Microsoft reports $20.1B quarterly profit as it promises to lead ‘the new AI platform shift’
The logo for Microsoft, and a scene from Activision “Call of Duty – Modern Warfare,” are shown in this photo, in New York, Wednesday, June 21, 2023. Microsoft reports earnings on Tuesday July 25, 2023. (AP Photo/Richard Drew, File)
REDMOND, Wash. (AP) — Microsoft on Tuesday reported fiscal fourth-quarter profit of $20.1 billion, or $2.69 per share, beating analyst expectations for $2.55 per share.
It posted revenue of $56.2 billion in the April-June period, up 8% from last year. Analysts had been looking for revenue of $55.49 billion, according to FactSet Research.
CEO Satya Nadella said the company remains focused on “leading the new AI platform shift.”
“Organizations are asking not only how – but how fast – they can apply this next generation of AI to address the biggest opportunities and challenges they face – safely and responsibly,” he said in a prepared statement.
Microsoft was an early mover in this year’s hype around “generative AI” tools that can help people write documents and create new images and other media. It capitalized on its multibillion dollar investments in ChatGPT-maker OpenAI to launch a chatbot for Microsoft’s Bing search engine and similar tools tailored to its business customers.
Macquarie analyst Sarah Hindlian-Bowler said investors have been focused on Microsoft’s early revenue from those artificial intelligence investments, the performance of the Azure cloud computing platform and the likelihood that Microsoft will close its deal to buy video game company Activision Blizzard, which could help boost gaming revenue and drive more users to the Xbox game system and other Microsoft platforms.
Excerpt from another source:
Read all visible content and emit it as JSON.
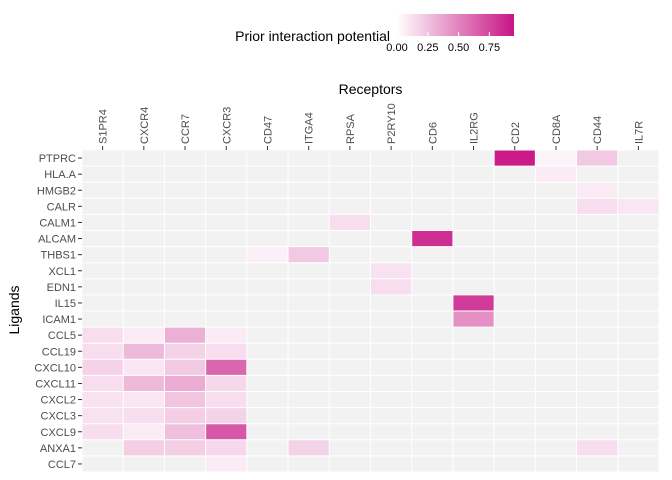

More than 18 months after announcing the $69 billion deal, Microsoft is still negotiating with a British antitrust regulator over concerns it will harm competition. The U.S. Federal Trade Commission also opposed the transaction but lost a court fight to stop it.
“We still expect a successful close as the company works toward an amenable solution that satisfies the U.K.’s concerns,” Hindlian-Bowler said in an analyst note ahead of Tuesday’s earnings.
Quarterly sales were highest in Microsoft’s cloud business segment, which the company said grew 15% from the same time last year to $24 billion. Much of that was driven by its flagship Azure platform “and other cloud services revenue,” which grew 26%.
Microsoft doesn’t reveal the total revenue for its Azure business, though a document inadvertently disclosed during its recent court fight with the FTC showed it as $34 billion last year, Hindlian-Bowler said. Microsoft has declined to comment on that number. It’s long been seen as the runner-up to Amazon’s dominant cloud platform, Amazon Web Services.
Microsoft’s second-biggest business segment — centered on productivity software such as its Office suite of workplace products — grew 10% to $18.3 billion in sales for the April-June quarter.
While AI has captivated the attention of the public and investors, Microsoft is also still heavily reliant on its personal computing business centered around the licensing fees paid by the makers of computers running its Windows software.
Microsoft made $13.9 billion from its personal computing business segment in the quarter, down 4% from the same time last year.
Worldwide PC shipments in the April-June quarter dropped 16.6% from the same time last year, marking the seventh consecutive quarter of year-over-year decline, according to market research group Gartner. However, the market is starting to stabilize and demand could grow again in 2024, Gartner said.
Microsoft has laid off hundreds of workers in recent months, including many around its headquarters in Redmond, Washington, according to notices it sent to government agencies. That’s on top of the 10,000 employees, almost 5% of its workforce, that it cut earlier this year.